Vol. 292, Issue 3, 1080-1086, March 2000

Suppression of a High-Affinity Transport System for Manganese in Cadmium-Resistant Metallothionein-Null Cells

Takahiro Yanagiya , Nobumasa Imura, Shuichi Enomoto, Yukihiro Kondo and Seiichiro Himeno

Department of Public Health and Molecular Toxicology, School of Pharmaceutical Sciences, Kitasato University, Tokyo, Japan (T.Y., N.I., S.H.); the Institute of Physical and Chemical Research (RIKEN), Saitama, Japan (T.Y., S.E.); and Department of Urology, Nippon Medical School, Tokyo, Japan (Y.K.)

Cadmium is a hazardous heavy metal existing ubiquitously in the environment, but the mechanism of cadmium transport into mammalian cells has been poorly understood. Recently, we have established a cadmium-resistant cell line (Cd-rB5) from immortalized metallothionein-null mouse cells, and found that Cd-rB5 cells exhibited a marked decrease in cadmium uptake. To investigate the mechanism of altered uptake of cadmium in Cd-rB5 cells, incorporation of various metals was determined simultaneously using a multitracer technique. Cd-rB5 cells exhibited a marked decrease in manganese incorporation as well as that of cadmium. However, the reduced uptake of manganese was observed only at low concentrations, suggesting that a high-affinity component of the Mn²⁺ transport system was suppressed in Cd-rB5 cells. Competition experiments and kinetic analyses revealed that low concentrations of Cd²⁺ and Mn²⁺ share the same high-affinity pathway for their entry into cells.

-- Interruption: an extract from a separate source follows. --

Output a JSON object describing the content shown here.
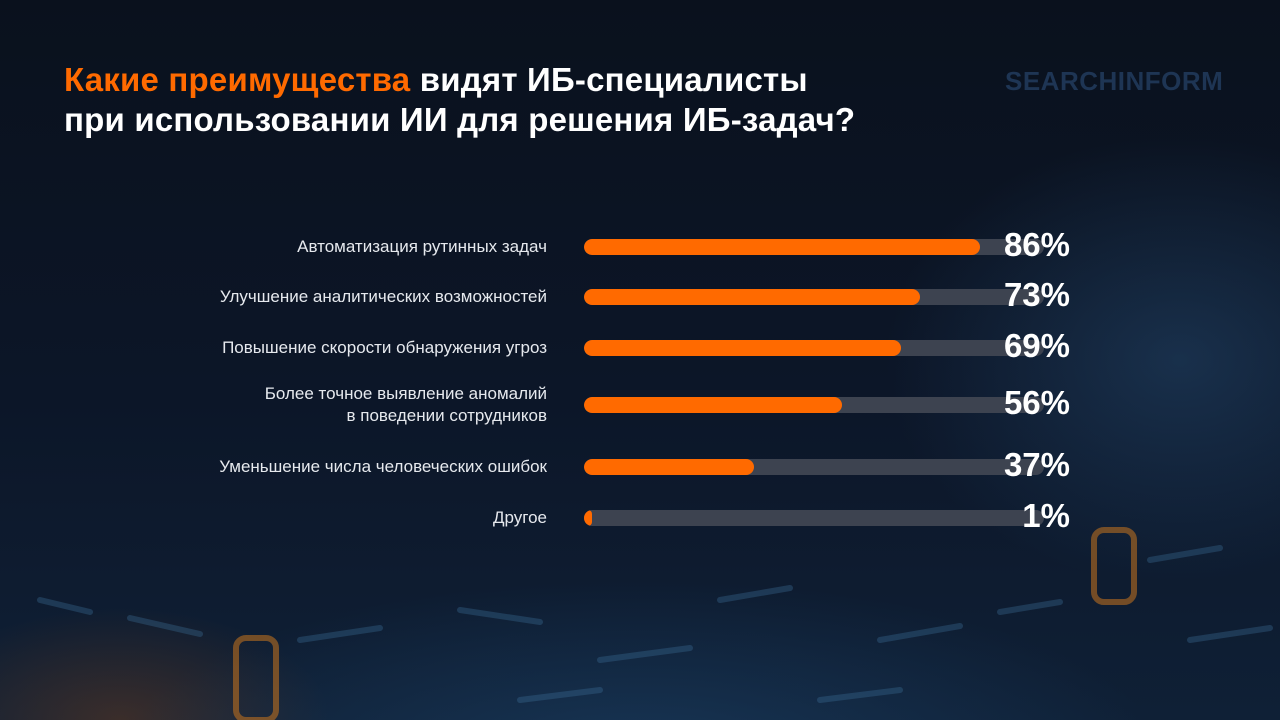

The mutual competition of Cd²⁺ and Mn²⁺ uptake was also observed in HeLa, PC12, and Caco-2 cells. The highest uptake of Cd²⁺ and Mn²⁺ by parental cells occurred at neutral pH, suggesting that this pathway is different from a divalent metal transporter 1 that can transport various divalent metals including Cd²⁺ and Mn²⁺ under acidic conditions. These results suggest that a high-affinity Mn²⁺ transport system is used for mammalian cellular cadmium uptake, and that the suppression of this pathway caused a marked decrease in cadmium accumulation in cadmium-resistant metallothionein-null cells.